Nelio Lucas et Arif Efendi ont refusé de nous répondre, sur ce sujet comme sur tous les autres (voir notre Boîte noire). Contactés par l’EIC, le vice-président du Milan AC Adriano Galliani et le président du Real Florentino Perez ont formellement démenti s’être rendus dans l’appartement des Arif. « Pas du tout. Je ne connais pas la famille Arif », indique Galliani.

De son côté, Florentino Perez nous fait part de son « indignation » face au « contenu de [nos] questions, dont je considère qu’elles portent gravement atteinte à mon honneur et à ma réputation ». Le président du Real se souvient d’être allé en boîte de nuit à Miami avec son ami Adriano Galliani et son épouse, ainsi que des membres de la direction du Real et « d’autres personnes liées au monde du football ». En revanche, il dit ne pas être allé à l’appartement, ni à « aucun type de fête dans aucun autre lieu de Miami ». Par ailleurs, « à ma connaissance, pendant ce déplacement du Real Madrid, personne n'a essayé de me convaincre d’embaucher le joueur Kondogbia », ajoute-t-il.

Nelio Lucas aurait-il enjolivé la situation pour se faire mousser auprès de son patron ? Quoi qu’il en soit, le manager de Doyen écrit deux jours plus tard à Arif Efendi pour lui dire que le club madrilène a décliné l’offre sur Kondogbia. « Le Real veut seulement payer 15 » millions, écrit Lucas au moment de quitter Miami.

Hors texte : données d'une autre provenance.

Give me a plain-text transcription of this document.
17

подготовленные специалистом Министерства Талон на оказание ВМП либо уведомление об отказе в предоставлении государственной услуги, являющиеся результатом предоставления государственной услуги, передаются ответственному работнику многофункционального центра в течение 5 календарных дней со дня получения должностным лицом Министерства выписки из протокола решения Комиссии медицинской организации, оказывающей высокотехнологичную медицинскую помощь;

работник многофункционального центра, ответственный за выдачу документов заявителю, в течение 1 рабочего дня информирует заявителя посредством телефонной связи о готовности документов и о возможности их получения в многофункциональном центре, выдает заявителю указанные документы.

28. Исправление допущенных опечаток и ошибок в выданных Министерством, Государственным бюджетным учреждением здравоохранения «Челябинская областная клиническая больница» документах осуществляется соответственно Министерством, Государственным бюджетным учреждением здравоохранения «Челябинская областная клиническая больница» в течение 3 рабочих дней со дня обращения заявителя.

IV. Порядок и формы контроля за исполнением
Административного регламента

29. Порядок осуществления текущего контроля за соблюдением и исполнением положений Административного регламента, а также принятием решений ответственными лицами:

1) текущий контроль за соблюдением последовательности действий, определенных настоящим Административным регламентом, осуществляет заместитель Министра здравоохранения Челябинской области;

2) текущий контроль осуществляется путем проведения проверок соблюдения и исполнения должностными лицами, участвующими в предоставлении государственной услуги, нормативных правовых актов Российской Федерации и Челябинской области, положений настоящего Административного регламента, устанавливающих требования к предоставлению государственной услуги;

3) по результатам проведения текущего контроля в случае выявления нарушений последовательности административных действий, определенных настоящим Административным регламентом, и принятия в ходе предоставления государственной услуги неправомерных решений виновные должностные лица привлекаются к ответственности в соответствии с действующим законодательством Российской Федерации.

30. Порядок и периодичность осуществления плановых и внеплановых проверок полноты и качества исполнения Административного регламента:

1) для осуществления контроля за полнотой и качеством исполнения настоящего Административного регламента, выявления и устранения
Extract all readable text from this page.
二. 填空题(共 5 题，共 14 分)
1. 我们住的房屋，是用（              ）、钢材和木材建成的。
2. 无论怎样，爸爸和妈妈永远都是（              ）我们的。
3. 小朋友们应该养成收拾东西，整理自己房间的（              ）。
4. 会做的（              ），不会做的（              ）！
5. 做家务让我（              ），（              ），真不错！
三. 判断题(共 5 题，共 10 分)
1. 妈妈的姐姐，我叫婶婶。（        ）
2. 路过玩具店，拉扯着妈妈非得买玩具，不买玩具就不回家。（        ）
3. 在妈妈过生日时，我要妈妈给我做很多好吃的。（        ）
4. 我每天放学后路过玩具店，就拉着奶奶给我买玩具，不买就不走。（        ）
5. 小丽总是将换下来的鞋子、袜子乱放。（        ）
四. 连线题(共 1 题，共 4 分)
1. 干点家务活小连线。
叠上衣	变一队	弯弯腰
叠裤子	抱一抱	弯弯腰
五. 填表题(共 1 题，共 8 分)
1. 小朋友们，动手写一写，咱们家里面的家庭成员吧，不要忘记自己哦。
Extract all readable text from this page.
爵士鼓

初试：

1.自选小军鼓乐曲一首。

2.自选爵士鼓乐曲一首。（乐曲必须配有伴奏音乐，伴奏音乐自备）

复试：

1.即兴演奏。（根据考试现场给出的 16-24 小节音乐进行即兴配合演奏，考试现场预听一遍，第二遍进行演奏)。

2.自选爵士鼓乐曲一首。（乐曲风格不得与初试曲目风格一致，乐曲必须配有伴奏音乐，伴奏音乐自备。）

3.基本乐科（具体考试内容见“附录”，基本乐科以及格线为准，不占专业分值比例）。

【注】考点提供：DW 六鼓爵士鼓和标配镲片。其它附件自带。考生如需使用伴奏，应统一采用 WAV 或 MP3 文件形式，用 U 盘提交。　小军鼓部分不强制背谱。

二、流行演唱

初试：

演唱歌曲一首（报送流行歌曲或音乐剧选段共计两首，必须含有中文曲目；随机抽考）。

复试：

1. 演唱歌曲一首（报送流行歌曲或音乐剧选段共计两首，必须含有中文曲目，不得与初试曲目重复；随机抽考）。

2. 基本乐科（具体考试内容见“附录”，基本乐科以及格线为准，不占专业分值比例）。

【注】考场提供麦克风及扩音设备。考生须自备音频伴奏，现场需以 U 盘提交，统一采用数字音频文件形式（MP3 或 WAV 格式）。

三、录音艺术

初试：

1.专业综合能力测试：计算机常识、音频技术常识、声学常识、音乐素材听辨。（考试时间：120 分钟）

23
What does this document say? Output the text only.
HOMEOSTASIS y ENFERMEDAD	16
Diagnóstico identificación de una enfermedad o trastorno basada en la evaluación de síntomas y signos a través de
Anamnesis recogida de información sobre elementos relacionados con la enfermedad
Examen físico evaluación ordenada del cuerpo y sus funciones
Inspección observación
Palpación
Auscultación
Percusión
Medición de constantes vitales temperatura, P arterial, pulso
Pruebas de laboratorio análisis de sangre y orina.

Florentino Perez vante son expérience « immaculée » avec Doyen sur le site du fonds d'investissement. © Site web de Doyen Sports Florentino Perez vante son expérience « immaculée » avec Doyen sur le site du fonds d'investissement. © Site web de Doyen Sports
Qu’importe, avoir un ami aussi puissant que le patron du Real est toujours utile. « Ma relation avec lui est plus solide que le titane », écrira Nelio Lucas quelques mois plus tard. Florentino Perez vante d’ailleurs sur le site de Doyen le « professionnalisme » du groupe et son « importance pour le football espagnol ». Si le Real n’a pas été financé par Doyen, « notre expérience avec eux sur d’autres sujets est immaculée », ajoute Perez.

Interrogé sur ces propos louangeurs, le président du Real nous a fait la réponse suivante : « Je ne peux pas vous répondre pourquoi sur leur site web on m’a attribué une telle phrase, que je ne me rappelle pas avoir prononcée. » Il ajoute que son club « n’a jamais réalisé une quelconque opération par l'intermédiaire de l’agent Nelio Lucas ou par l’intermédiaire de Doyen Sports ».